CLEMMONS — Preliminary demolition work began Wednesday on the foreclosed former house of accused killer Pazuzu Algarad, with a work crew taking down the backyard wood fence and removing debris from the residence.
“We’ve obtained permits to move forward with demolition” of the structure at 2749 Knob Hill Drive, Wells Fargo spokeswoman Emily Bauman said Wednesday.
A Wells Fargo official had said the bank expects demolition of the house to begin the first or second week of May.
The fate of the house was sealed April 6 at the completion of a foreclosure auction. The house received no upset bids, allowing Wells Fargo to pay $126,393 to take possession. That amount is what was owed by Algarad’s mother, Cynthia James, who lived in the house.
The skeletal remains of two missing men were found Oct. 5 in shallow graves in the backyard. They were identified as those of Joshua Wetzler and Tommy Dean Welch. Both disappeared in 2009, and preliminary autopsy results indicate they had been shot to death.
A crew from Charles Harris Construction Co. in North Wilkesboro required a chain saw to take down part of the fence. The crew was using a pickup, a flatbed truck and trailers to haul away wood and debris.
An onsite employee, who declined to be identified, said the crew likely would not be able to complete its work until today. He said the bank is allowing James to take some personal possessions.
“The rest of it is going to the dump,” the employee said.
The house had heavy damage. In a video shot in October by a code-enforcement officer with the Forsyth County Housing and Community Development Department, the officer noted soot-damaged walls and ceilings as well as mold.
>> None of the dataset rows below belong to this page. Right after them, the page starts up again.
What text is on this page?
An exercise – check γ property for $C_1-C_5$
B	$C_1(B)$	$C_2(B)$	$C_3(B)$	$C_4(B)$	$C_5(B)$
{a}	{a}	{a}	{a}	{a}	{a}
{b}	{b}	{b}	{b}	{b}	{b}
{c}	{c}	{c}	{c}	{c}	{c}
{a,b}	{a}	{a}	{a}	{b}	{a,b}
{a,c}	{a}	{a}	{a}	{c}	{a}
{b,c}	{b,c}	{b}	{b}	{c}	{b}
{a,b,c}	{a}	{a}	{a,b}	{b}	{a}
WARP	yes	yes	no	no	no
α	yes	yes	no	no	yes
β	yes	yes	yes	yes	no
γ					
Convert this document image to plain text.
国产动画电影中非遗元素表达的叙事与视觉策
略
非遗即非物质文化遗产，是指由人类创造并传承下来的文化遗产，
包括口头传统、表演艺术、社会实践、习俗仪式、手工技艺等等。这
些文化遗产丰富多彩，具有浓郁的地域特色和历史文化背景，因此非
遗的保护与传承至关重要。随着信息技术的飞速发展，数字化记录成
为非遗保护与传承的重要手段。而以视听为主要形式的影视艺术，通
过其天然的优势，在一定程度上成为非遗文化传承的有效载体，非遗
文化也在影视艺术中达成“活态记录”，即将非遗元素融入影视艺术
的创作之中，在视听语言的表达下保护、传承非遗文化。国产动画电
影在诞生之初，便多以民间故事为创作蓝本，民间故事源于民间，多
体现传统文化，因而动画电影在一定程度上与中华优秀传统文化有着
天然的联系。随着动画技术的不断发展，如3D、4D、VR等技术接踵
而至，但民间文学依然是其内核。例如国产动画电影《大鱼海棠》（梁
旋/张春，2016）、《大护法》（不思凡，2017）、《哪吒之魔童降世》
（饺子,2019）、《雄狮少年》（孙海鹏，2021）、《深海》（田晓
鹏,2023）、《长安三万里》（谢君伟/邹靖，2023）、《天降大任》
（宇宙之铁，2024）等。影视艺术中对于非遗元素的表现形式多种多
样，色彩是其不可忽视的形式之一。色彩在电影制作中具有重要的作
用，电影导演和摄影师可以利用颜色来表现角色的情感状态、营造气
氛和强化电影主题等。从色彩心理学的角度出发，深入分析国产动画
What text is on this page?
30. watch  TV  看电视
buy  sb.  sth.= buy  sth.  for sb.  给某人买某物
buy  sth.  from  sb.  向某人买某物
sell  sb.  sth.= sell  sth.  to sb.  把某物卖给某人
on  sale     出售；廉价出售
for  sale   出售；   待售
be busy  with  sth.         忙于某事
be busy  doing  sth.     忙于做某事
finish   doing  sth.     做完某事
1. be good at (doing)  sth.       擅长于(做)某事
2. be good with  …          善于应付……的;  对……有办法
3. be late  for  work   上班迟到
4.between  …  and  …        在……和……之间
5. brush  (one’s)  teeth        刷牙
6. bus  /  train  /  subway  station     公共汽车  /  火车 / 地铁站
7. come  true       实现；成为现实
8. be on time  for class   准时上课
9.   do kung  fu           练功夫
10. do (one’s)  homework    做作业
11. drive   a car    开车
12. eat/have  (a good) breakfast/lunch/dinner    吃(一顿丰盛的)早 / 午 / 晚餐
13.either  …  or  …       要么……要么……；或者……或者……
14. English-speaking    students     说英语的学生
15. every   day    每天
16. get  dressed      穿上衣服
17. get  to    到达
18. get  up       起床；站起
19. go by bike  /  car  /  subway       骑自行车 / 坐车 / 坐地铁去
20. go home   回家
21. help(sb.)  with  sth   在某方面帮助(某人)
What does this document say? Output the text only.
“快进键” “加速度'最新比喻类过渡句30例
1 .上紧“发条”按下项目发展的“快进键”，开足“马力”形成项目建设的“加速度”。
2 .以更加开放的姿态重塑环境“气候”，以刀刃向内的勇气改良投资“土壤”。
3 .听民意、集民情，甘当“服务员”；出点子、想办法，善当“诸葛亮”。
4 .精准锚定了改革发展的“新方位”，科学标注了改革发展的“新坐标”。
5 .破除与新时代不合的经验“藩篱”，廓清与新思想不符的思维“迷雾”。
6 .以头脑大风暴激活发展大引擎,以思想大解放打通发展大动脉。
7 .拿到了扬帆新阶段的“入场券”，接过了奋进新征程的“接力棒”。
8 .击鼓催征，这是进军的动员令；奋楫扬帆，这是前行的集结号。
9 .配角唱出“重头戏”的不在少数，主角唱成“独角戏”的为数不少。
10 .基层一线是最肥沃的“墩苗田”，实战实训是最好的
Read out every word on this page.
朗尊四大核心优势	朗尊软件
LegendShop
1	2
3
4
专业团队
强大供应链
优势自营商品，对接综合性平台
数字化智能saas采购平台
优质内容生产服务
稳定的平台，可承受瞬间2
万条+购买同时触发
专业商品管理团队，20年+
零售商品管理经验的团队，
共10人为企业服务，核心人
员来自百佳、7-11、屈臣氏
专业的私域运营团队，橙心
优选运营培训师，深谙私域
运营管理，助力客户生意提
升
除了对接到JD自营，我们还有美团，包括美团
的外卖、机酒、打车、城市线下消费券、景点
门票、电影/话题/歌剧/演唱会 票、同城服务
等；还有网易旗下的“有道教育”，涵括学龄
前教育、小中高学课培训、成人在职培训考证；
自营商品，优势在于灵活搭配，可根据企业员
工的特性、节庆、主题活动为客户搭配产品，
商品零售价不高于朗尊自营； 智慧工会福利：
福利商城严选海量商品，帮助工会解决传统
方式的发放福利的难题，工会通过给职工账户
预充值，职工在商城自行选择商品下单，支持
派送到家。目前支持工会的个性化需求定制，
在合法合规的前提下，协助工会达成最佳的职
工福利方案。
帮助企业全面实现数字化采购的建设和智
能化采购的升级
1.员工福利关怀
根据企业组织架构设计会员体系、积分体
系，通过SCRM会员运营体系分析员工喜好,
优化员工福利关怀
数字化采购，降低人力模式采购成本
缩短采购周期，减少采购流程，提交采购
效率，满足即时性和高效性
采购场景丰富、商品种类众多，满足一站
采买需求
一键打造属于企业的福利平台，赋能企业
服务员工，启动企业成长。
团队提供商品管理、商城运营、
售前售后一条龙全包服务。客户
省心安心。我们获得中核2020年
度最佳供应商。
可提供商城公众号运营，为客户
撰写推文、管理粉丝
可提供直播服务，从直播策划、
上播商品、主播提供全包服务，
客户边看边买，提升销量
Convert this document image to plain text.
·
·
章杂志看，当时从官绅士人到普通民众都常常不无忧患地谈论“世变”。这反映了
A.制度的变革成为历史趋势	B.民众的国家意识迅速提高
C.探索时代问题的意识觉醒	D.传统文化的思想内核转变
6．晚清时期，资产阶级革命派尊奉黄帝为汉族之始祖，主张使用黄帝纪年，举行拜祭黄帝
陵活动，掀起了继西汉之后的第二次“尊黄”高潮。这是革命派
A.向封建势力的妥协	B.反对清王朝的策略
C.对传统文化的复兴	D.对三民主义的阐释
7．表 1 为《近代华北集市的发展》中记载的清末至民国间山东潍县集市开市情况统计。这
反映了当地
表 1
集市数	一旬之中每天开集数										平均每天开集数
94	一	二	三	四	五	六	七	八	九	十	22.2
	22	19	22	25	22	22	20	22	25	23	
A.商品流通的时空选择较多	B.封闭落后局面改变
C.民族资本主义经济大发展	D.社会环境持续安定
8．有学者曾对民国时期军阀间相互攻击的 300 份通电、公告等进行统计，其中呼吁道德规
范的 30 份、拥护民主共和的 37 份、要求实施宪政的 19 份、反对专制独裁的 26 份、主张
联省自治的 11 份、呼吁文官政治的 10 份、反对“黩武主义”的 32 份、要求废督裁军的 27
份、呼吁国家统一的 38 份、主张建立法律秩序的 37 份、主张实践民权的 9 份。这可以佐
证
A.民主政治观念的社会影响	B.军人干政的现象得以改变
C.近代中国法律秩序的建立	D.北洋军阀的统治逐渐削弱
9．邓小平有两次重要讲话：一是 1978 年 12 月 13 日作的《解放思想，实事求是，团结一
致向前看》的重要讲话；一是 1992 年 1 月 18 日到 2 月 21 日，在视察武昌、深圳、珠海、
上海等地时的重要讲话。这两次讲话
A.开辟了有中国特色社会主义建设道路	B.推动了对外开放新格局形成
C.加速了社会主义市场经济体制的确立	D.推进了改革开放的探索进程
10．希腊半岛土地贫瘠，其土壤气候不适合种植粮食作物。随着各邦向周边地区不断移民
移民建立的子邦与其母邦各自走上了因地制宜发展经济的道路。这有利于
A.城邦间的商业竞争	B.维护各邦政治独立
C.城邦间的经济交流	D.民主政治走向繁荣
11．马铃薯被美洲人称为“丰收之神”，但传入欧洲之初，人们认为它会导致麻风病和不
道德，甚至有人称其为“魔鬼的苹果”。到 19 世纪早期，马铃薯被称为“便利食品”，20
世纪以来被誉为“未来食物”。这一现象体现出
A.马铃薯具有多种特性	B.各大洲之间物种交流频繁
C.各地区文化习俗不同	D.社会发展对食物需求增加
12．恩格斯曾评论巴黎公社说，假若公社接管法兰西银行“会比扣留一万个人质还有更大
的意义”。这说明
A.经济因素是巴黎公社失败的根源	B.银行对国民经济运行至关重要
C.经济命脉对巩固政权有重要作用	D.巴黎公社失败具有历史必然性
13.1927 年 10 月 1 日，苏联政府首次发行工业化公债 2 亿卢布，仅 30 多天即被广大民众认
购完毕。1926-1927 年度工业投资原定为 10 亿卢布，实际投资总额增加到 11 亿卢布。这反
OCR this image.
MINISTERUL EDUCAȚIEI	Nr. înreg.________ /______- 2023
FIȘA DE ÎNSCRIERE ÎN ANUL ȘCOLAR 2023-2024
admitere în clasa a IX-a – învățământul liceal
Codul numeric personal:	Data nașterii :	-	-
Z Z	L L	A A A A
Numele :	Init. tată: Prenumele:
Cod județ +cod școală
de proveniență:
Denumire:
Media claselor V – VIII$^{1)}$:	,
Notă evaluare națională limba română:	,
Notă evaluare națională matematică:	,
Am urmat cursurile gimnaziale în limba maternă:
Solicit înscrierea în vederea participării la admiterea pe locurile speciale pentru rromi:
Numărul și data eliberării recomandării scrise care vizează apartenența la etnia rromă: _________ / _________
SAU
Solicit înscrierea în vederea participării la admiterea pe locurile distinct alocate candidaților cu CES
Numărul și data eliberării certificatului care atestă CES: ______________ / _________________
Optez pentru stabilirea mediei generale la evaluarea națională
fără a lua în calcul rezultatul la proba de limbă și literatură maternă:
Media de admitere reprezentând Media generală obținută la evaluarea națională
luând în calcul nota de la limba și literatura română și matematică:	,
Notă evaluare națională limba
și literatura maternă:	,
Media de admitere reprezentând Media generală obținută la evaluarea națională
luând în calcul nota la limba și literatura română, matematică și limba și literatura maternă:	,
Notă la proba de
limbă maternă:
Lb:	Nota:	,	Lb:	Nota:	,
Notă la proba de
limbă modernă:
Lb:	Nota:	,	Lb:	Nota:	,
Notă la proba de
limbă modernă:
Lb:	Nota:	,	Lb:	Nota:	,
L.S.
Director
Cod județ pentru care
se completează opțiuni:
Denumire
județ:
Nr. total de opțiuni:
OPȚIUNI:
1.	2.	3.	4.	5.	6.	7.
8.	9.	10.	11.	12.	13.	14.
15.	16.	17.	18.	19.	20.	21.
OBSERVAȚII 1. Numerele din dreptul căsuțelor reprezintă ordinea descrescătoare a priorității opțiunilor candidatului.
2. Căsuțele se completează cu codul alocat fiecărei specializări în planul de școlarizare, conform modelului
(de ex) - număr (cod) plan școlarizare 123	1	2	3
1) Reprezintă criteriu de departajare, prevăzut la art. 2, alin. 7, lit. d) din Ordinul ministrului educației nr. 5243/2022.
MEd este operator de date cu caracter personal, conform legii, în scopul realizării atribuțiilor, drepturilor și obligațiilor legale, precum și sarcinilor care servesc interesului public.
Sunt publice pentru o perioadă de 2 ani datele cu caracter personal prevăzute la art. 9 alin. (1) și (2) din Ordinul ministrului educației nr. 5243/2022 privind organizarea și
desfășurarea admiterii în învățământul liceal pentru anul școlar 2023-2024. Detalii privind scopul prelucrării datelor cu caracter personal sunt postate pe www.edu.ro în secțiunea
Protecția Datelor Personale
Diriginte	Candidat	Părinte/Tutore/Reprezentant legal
He also noted a dried blood-like substance on the walls.
Harris, owner of the construction company, said his crew is accustomed to entering foreclosed homes that have been trashed by the previous owner or renter.
“But I’ve never seen anything like this in my life,” Harris said. “We recognize the sensitivity of this matter to the local residents and community since the house has become such a blight.”
Keith Bryson, who lives across the street from the property, has served by default as the neighborhood spokesman on the real-estate side of the horrific chain of events.
He said the crew’s initial demolition work represents “another step closer” to letting the neighborhood get back to normal.
“You don’t know how happy we will be to see the demolition under way,” Bryson said. “When the foreclosure auction was completed, if they had given us all sledgehammers, the house already would have been down.”
Bryson said he was nudged by neighbors to attend the auction “to make sure this is being done, and that no nutcase came out to buy the devil house and make it into a satanic church.”
Bryson said a neighbor has expressed interest in buying the land, depending on the price.
Three people have been charged in connection with the deaths of the two men found in the backyard. Algarad and his girlfriend, Amber Burch, have each been charged with first-degree murder and accessory after the fact to first-degree murder; and Krystal Matlock has been charged with accessory after the fact to first-degree murder.
According to arrest warrants, Algarad is alleged to have killed Wetzler in July 2009, with Burch helping him bury the body. Then, in October 2009, warrants allege, Burch killed Welch and Algarad helped her bury the body. Matlock is accused of helping to bury Wetzler.
Forsyth County District Attorney Jim O’Neill said Wednesday that no decisions have been made on when prosecutors will seek an indictment in the case.
“The case is on hold at this point,” O’Neill said in a text message.
O’Neill said that the April 30 hearing in Forsyth District Court will likely be continued to another date. Forsyth prosecutors have not said whether they will pursue the death penalty.
According to court documents, Algarad performed satanic rituals and animal sacrifices at the house, and the video shot by a code-enforcement officer showed pentagrams and other satanic messages scrawled on the walls.
In October, the county housing department declared the house unfit for human habitation.
Journal reporter Michael Hewlett contributed to this article.